I expected her to, like me, be lamenting not being 30 pounds lighter. But, she actually was bothered by her man’s apparent preference for “healthy” girls despite her slight frame. And that got me thinking about my own self image.

I’m pretty proud of some things about me – like the fact that I was once grouped with the super smart kids, that I’m pretty good in the kitchen, that my kids are great friends with each other, and that since I was once upon a time blonde, my hair “lifts” great when my gal at Michael Raymond colors it. I’m less proud of other things – I don’t floss, I pop my baby’s whiteheads, I pick restaurants based on the quality of their fountain coke, and I get a nice indent across my midsection anytime I wear anything with a waist. I’ve been known to ask friends if they describe me as “chubby” when they explain what I look like to other people. At least until one friend said, “No, I say you’re blonde.” Thank you Kelly at Michael Raymond!

So, it’s hard to think of watching myself do it less than six months after having Lee 4, who Mr. Lee affectionately calls “Fat Man of the Americas”. Luckily, Fat Man has given me a boost – not just in that I have moved from “muffin top” to “exploded can of biscuits”. My usually small B’s are actually full B’s thanks to his healthy appetite for boob juice. I know that’s not big, but every little bit counts when you’re countering this bread dough belly.

And because I know they will deflate once I wean him (at 48 months perhaps?), I take every opportunity to push them together and show them off to Mr. Lee. Sadly, he often goes to fondle them, to which I slap his hand away and say, “Don’t touch them, they hurt!”

It was on one of these occasions that I made some cleavage, which still requires I force my shoulders together, in the mirror above my bed. And the most amazing thing happened – I thought I was sexy. So sexy, in fact, that I let Mr. Lee touch them, made my “mirror face” and did it – turned on the whole time by how great I looked doing it. I loved me some me.
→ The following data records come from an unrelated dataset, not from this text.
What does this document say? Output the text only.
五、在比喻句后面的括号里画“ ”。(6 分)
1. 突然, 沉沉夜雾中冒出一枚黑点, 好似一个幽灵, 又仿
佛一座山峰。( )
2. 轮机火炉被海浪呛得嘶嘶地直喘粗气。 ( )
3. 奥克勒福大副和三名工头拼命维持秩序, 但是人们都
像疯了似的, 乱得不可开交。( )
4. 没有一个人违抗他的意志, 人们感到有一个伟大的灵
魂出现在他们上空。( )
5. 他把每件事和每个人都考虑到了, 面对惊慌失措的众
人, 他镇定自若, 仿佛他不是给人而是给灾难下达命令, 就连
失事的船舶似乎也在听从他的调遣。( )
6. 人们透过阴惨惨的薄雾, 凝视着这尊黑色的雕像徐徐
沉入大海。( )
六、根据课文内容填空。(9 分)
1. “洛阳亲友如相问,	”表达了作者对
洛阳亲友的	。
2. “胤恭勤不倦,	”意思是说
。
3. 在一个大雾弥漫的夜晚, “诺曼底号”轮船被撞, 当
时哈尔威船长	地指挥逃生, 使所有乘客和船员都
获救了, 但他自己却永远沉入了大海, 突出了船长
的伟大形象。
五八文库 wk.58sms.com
In the movie “Eat, Pray, Love”, there’s a scene where Julia Roberts’ character’s friend (who is still a size 2) is lamenting her muffin top. Julia’s character asks (and I paraphrase), “In your entire life, has a man ever pointed out your flaws when you were naked? Of course not! He’s hit the jackpot – he’s in the room with a naked woman.”

If we remember that and love ourselves physically – forgiving our perceived “flaws”- I think we’ll all find that when our heart is filled with love, others will love us too.